If you have, or you can collect data on the past performance of the uncertain variable -- and if you believe that past performance is likely to be representative of future performance -- you have three options:

  • If you have a reasonably large number of observations of past performance of the variable, compared to the number of simulation trials you want to run, you can use the past data itself for simulation trials.  This is sometimes called a “trace-driven simulation.”  In Risk Solver, you can use past data in the form of a SIP (Stochastic Information Packet), and use the PsiSip() or PsiSlurp() distribution function for the uncertain variable.
  • If -- as is often the case -- you have a relatively small number of observations of past performance compared to the number of trials you want to run, you may be better off resampling the past performance data.  Instead of using all of the past observations (one per simulation trial), you randomly sample the past observations on each trial.  In Risk Solver, you can place past data in a cell range or SIP, and use the PsiDisUniform() function (single values) or the PsiResample() function (multiple values) for the uncertain variable.
  • If you can fit the data (past observations) to a specific type of analytic distribution and its parameters, and if there is reason to believe that the underlying process that the uncertain variable is measuring is consistent with the assumptions from which the analytic distribution is derived, you can use this distribution (for example PsiNormal, PsiWeibull, etc.) for the variable.  You can use Risk Solver to automatically find the best-fitting analytic distribution.

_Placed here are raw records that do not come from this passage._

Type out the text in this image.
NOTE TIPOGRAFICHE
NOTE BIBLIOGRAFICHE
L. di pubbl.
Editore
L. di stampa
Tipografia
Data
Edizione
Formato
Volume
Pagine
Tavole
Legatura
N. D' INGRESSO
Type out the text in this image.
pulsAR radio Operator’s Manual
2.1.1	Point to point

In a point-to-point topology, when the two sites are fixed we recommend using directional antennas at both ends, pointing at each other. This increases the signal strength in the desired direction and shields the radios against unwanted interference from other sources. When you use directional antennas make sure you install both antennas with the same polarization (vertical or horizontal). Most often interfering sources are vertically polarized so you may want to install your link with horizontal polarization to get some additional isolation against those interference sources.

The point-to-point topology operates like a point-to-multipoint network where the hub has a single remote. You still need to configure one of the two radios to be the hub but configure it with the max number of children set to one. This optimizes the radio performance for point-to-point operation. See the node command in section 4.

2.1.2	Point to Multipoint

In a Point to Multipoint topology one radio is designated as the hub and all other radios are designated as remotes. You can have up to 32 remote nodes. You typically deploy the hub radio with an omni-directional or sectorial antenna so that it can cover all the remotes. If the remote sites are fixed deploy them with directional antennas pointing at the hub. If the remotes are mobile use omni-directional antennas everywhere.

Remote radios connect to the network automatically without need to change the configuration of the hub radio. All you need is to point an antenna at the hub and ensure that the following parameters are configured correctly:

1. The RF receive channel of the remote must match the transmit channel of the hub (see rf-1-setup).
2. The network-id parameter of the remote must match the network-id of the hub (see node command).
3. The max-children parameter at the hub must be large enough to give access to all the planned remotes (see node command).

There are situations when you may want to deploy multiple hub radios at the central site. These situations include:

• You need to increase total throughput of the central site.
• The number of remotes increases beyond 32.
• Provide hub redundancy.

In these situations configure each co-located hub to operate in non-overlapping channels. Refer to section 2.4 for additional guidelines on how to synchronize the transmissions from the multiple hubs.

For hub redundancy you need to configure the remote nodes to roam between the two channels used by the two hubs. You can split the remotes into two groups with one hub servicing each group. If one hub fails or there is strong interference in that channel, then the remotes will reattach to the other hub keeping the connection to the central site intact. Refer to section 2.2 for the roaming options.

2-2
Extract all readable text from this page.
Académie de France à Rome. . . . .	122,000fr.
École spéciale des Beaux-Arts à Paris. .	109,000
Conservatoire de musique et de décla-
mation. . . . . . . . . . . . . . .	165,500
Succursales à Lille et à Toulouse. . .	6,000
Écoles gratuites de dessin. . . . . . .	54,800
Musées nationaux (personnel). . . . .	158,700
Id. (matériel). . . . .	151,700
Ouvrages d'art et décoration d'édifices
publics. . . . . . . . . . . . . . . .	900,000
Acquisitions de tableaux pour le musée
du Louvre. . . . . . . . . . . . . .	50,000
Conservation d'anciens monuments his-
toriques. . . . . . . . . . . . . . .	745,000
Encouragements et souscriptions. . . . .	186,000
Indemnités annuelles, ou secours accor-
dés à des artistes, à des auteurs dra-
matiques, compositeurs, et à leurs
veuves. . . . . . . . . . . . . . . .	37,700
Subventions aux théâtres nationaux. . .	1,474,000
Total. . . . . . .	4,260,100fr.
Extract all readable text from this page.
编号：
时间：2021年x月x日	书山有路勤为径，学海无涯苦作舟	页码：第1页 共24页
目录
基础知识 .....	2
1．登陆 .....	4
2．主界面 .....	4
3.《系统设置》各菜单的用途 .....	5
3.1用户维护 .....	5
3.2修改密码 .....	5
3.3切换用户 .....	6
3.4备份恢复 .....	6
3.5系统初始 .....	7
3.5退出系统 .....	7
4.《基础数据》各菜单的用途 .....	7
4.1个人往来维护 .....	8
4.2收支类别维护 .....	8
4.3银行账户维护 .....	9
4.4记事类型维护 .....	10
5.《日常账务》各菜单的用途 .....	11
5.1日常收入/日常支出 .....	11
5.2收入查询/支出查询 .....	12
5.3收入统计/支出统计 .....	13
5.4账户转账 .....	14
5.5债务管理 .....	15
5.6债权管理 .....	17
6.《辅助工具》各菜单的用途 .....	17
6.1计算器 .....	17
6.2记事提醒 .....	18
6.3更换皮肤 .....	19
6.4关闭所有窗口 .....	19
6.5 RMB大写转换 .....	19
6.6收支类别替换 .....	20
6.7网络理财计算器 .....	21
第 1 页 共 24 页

When Past Data is Not Available

If you don’t have, and you cannot easily collect data on the past performance of the uncertain variable -- or if past performance is not likely to be representative of future performance -- you must tackle the problem in a different way:

  • Consult the literature for your industry, if available, to find examples of applications like yours where simulation models were built.  Find out -- by contacting the authors if necessary -- what kinds of distributions were used for the uncertain variables, and the rationale for choosing them.
  • If you cannot find reports on industry-specific applications like yours, consult the publications of professional societies like INFORMS, where simulation applications are reported.  One rich source is the past proceedings of the Winter Simulation Conference (
  • The Risk Solver User Guide has a chapter PSI Function Reference, with descriptions of 40 different analytic and custom distribution functions, including brief comments on the types of applications where each distribution has been used in the past.
  • To learn more about analytic distributions, consult textbooks such as Simulation Modeling and Analysis, 4th Ed. by Averill Law, Statistical Distributions, 3rd Ed. by Evans, Hastings and Peacock, Univariate Discrete Distributions, 3rd Ed. by Johnson, Kemp and Kotz, or Continuous Univariate Distributions, Vol. 1 & 2, 2nd Ed. by Johnson, Kotz and Balakrishnan.

You are well-advised to keep it simple!  Many physical, social and biological phenomena are well described by the Normal distribution, or -- if the possible values are equally likely to occur, as in a coin flip or single die -- the Uniform distribution.  Bear in mind that when any set of distributions are summed, the result (quickly) tends towards the Normal distribution.

Applications that involve queuing -- customers arriving or departing, parts awaiting assembly, etc. -- have been well studied, so you can often find appropriate distributions in the literature.  Applications that use the Project Evaluation and Review Technique (PERT) can often use the PsiPert() function in Risk Solver to model uncertainty.